The flames behind us made our shadow shape-shift like wind to a pile of leaves, scattering the form across the room with a complete disregard for traditional notions of aesthetics. Our shadow cast a shape on the carpet that looked something like a water buffalo. Or maybe a hippopotamus.
There was something cohesive about the way we sat, our fingers intertwined, our necks curving gently into each other, eyes unfocused in the same direction, as though we were caught in the same daydream.
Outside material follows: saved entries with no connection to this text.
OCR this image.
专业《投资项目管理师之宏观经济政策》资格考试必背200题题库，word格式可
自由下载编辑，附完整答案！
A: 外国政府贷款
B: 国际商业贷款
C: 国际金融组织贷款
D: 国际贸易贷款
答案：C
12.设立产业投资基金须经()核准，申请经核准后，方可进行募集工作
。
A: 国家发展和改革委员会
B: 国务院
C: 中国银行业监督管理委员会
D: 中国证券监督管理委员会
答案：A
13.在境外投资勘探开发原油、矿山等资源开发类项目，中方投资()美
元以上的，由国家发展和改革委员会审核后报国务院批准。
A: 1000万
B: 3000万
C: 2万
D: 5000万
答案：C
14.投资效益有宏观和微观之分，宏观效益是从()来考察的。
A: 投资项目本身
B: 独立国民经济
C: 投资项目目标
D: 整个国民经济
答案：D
It had been the kind of day that was too easy to disregard. Nothing so exciting that it would make cocktail party conversation, nothing so riveting that another generation would hear about it, but simple, easy joy found in eyes and smiles, elbows and sides, toe wiggles and head scratches, and the quiet feeling that it didn’t get better (but knowing that it must, or else we would end up like Enno and Eva, looking back on better times with “opaque” expressions on doorsteps), an unintentional high that left our eyes bright even with our heads backlit.
I broke out of the spell and freed myself from the embrace to face him because I wanted to see him, to have a visual for the memory because the feeling would only carry for four days, and I needed seven, and for a moment we looked right through each other, each stuck in some kind of orbit. Again I broke out of the spell and freed myself, this time from the trance we couldn’t help but fall into, to fall back into the same unfocused stare in the same enrapturing daydream because seven suddenly felt heavy, like shadowed forests and cold nights, like bitter winds, like walking through a spiderweb, and I needed the feeling. The memory would have to wait.